All failures must include message, requestId, failureKind, degradedReason, runnerDisposition, retryable, and a next array with bounded diagnostic commands or manual actions. None may include secret values.

CLI Adapter

The local runner adapter is a dry-run contract surface only:

bun scripts/cli.ts auth-broker contract
bun scripts/cli.ts auth-broker health --dry-run
bun scripts/cli.ts auth-broker credential-request --operation github.pr.create --repo pikasTech/unidesk --dry-run
bun scripts/cli.ts auth-broker pr-preflight --repo pikasTech/unidesk --base master --head <head-branch> --issue 59 --dry-run

If no UNIDESK_AUTH_BROKER_URL / AUTH_BROKER_URL is configured, the adapter returns a structured failure instead of falling through to live GitHub or a shell fallback. GH_TOKEN / GITHUB_TOKEN presence is reported only as migration diagnostics and does not make the Auth Broker adapter ready:

{
  "ok": false,
  "failureKind": "auth-missing",
  "degradedReason": "broker-needed",
  "runnerDisposition": "infra-blocked",
  "brokerNeeded": true,
  "tokenCoverage": {
    "ok": false,
    "presenceOnly": true,
    "valuesRead": false,
    "valuesPrinted": false
  }
}

When a broker endpoint is configured, the same command returns the P0 ready shape with tokenCoverage.source=auth-broker, runnerEnvTokenRequired=false, valuesPrinted=false, preflightCreatesPr=false, preflightMergesPr=false and brokerProxy.writesRemote=false. The adapter sanitizes endpoint URLs before printing and never reads token values.

D601 Dev Acceptance

The minimum D601 dev verification is:

  1. Code Queue scheduler has no GH_TOKEN / GITHUB_TOKEN requirement for PR preflight success when broker is configured.
  2. codex pr-preflight --remote reports tokenCoverage.source=auth-broker, runnerEnvTokenRequired=false and valuesPrinted=false.
  3. Broker-backed issue/PR read returns structured GitHub data for pikasTech/unidesk through the stable proxy.
  4. Broker-backed PR create dry-run returns a planned operation with writesRemote=false.
  5. includePushDryRun=true is clearly reported as runner-local and can fail independently as git-remote-gap.
  6. Logs and audit records contain request ids, operation names and failure semantics, but no token values.
  7. No deploy, restart, production mutation, registry credential proxy or long-lived extra control plane is introduced by the verification itself.
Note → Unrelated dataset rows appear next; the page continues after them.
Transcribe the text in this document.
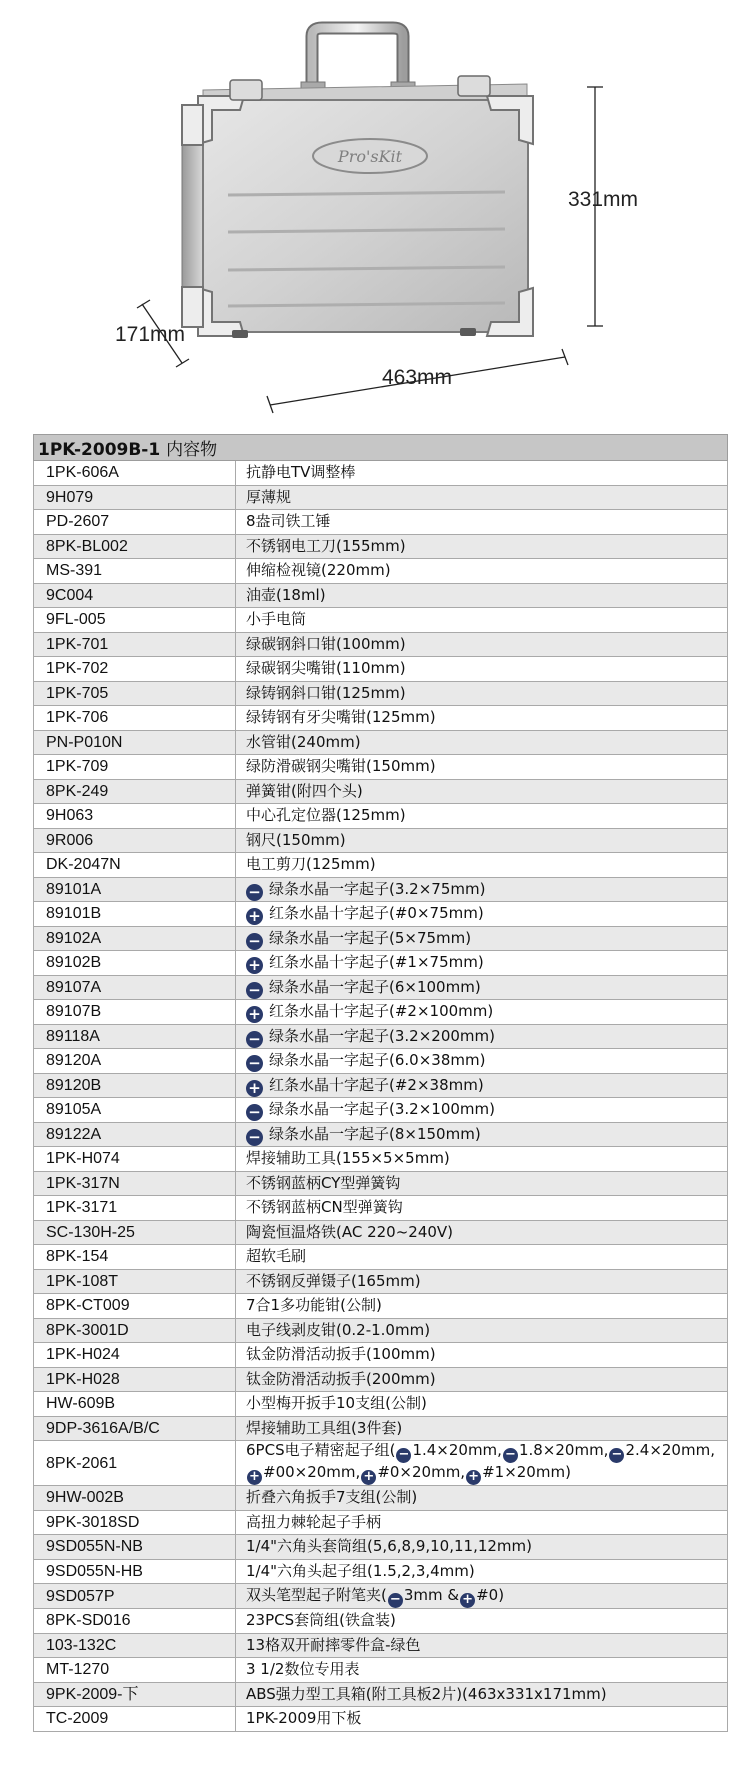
Pro'sKit
331mm
171mm
463mm
1PK-2009B-1 内容物	
1PK-606A	抗静电TV调整棒
9H079	厚薄规
PD-2607	8盎司铁工锤
8PK-BL002	不锈钢电工刀(155mm)
MS-391	伸缩检视镜(220mm)
9C004	油壶(18ml)
9FL-005	小手电筒
1PK-701	绿碳钢斜口钳(100mm)
1PK-702	绿碳钢尖嘴钳(110mm)
1PK-705	绿铸钢斜口钳(125mm)
1PK-706	绿铸钢有牙尖嘴钳(125mm)
PN-P010N	水管钳(240mm)
1PK-709	绿防滑碳钢尖嘴钳(150mm)
8PK-249	弹簧钳(附四个头)
9H063	中心孔定位器(125mm)
9R006	钢尺(150mm)
DK-2047N	电工剪刀(125mm)
89101A	− 绿条水晶一字起子(3.2×75mm)
89101B	+ 红条水晶十字起子(#0×75mm)
89102A	− 绿条水晶一字起子(5×75mm)
89102B	+ 红条水晶十字起子(#1×75mm)
89107A	− 绿条水晶一字起子(6×100mm)
89107B	+ 红条水晶十字起子(#2×100mm)
89118A	− 绿条水晶一字起子(3.2×200mm)
89120A	− 绿条水晶一字起子(6.0×38mm)
89120B	+ 红条水晶十字起子(#2×38mm)
89105A	− 绿条水晶一字起子(3.2×100mm)
89122A	− 绿条水晶一字起子(8×150mm)
1PK-H074	焊接辅助工具(155×5×5mm)
1PK-317N	不锈钢蓝柄CY型弹簧钩
1PK-3171	不锈钢蓝柄CN型弹簧钩
SC-130H-25	陶瓷恒温烙铁(AC 220~240V)
8PK-154	超软毛刷
1PK-108T	不锈钢反弹镊子(165mm)
8PK-CT009	7合1多功能钳(公制)
8PK-3001D	电子线剥皮钳(0.2-1.0mm)
1PK-H024	钛金防滑活动扳手(100mm)
1PK-H028	钛金防滑活动扳手(200mm)
HW-609B	小型梅开扳手10支组(公制)
9DP-3616A/B/C	焊接辅助工具组(3件套)
8PK-2061	6PCS电子精密起子组( − 1.4×20mm, − 1.8×20mm, − 2.4×20mm,+ #00×20mm, + #0×20mm, + #1×20mm)
9HW-002B	折叠六角扳手7支组(公制)
9PK-3018SD	高扭力棘轮起子手柄
9SD055N-NB	1/4"六角头套筒组(5,6,8,9,10,11,12mm)
9SD055N-HB	1/4"六角头起子组(1.5,2,3,4mm)
9SD057P	双头笔型起子附笔夹( − 3mm & + #0)
8PK-SD016	23PCS套筒组(铁盒装)
103-132C	13格双开耐摔零件盒-绿色
MT-1270	3 1/2数位专用表
9PK-2009-下	ABS强力型工具箱(附工具板2片)(463x331x171mm)
TC-2009	1PK-2009用下板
Manual Confirmation Points

These items are outside P0 automation and require user or operator confirmation:

  • Where the broker-held GitHub credential reference is mounted in D601 dev.
  • Whether P0 permits any live GitHub write. Default is read-only plus dry-run.
  • Whether Code Queue CLI should default to broker mode when env token is absent or require an explicit --auth-broker flag first.
  • Production exposure, production credentials, rotation, identity binding and per-user authorization.
  • Any deploy, restart, registry credential, provider token, database or k3s permission integration.